You think of Rebecca Adlington, like Pendleton a heroine of the Beijing Games, beaten into bronze in the 800m freestyle by the 15-year-old American, Katie Ledecky, the surest sign that the game has moved on. "Exactly," said Pendleton. "Nobody is going to hold up their game just for you."

Her autobiography, Between the Lines, dramatically illustrates the change that comes with the final race. It opens in Beijing, in the Laoshan Velodrome where Pendleton is about to go head to head with her great rival, Anna Meares.

She thinks of her fiancé, Scott Gardner, her father, Max, a talented amateur cyclist and her first inspiration. Then she thinks of Meares and tells herself she will "blitz", "annihilate" and "destroy" the Australian.

Between the Lines comes to an end four years later in London, when Meares and Pendleton, her career over, start talking about their weddings and what dresses they will wear. They are human beings once more. "When you have had a close cycling rivalry for so long and when they have knocked you flying, you cannot but feel determined to beat them," she said.

"A lot of what I have to offer as an athlete doesn't come from my physical make-up. What I do have to offer is drive and tenacity. I haven't been born as the best sprinter in the world, I don't have enough muscle matter. I have lost most of that since the Olympics – five kilos just by not doing weight training. So I had to use what was up here." She taps her head.

She is still using her legs, albeit in preparation for the BBC's Strictly Come Dancing which is no easy ride – as anyone, who saw pictures of Jerry Hall, sitting drained on the studio fire escape alone with a cigarette during rehearsals, knows. It is, however, nothing like defending an Olympic title.

"I had to decide if I would do it six weeks out from the Games," she said. "I thought that if the Olympics did not go to plan, this would be something I could totally immerse myself in. It would be a new world."

But the Olympics did largely go to plan. She is an attractive, articulate young woman who has appeared on the cover of Esquire magazine and dressed as Audrey Hepburn to advertise Hovis on television.

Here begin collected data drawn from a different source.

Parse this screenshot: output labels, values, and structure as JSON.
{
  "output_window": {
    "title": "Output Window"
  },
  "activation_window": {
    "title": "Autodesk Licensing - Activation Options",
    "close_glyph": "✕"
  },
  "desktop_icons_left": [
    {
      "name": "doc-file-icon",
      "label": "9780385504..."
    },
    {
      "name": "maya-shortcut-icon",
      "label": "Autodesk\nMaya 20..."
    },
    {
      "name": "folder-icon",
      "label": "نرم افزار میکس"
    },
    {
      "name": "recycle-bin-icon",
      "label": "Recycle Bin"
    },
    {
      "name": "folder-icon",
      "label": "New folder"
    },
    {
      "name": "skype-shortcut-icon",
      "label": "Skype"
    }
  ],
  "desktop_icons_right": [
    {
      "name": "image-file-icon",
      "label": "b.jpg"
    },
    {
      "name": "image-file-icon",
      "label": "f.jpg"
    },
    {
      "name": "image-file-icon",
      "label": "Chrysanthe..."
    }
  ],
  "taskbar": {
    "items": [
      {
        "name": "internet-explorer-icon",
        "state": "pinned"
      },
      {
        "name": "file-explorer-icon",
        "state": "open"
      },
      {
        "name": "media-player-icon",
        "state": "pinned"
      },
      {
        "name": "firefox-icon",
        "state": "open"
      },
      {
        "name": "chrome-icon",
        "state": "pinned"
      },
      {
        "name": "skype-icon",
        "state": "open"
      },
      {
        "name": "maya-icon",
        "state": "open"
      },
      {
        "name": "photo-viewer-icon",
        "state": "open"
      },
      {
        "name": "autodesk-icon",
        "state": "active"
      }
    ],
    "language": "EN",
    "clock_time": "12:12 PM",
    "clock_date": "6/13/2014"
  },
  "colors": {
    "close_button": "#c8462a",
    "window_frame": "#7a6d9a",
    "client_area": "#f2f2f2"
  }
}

Celebrity, especially given the extraordinary absence of achievement of so many who aspire to it, should come easily. "Oh no," she laughed. "I avoided cameras entirely, once. There are hardly any photos of me as a teenager because I thought I didn't look right.

"I once thought: 'modelling, how hard can that be?' It is actually quite hard. Long days with a host of interviews. You tell yourself to smile, to stand up straight and tell everyone how pleased you are to be here."

The lessons she learnt from the sport psychiatrist, Steve Peters, whom she describes as her "second dad" are transferable to her other life.

"It was all about perspective because living inside a sporting bubble it is very hard not to think your performance is the only thing that defines you as a human being; that without a gold medal you are worthless," she added.

"All this 'celebrity' will run out at some time. I don't have this ambition to be one forever. I will make the most of my opportunities but, when it's over, I would like a smallholding where I would keep rescued animals like horses and greyhounds. That would make me happy."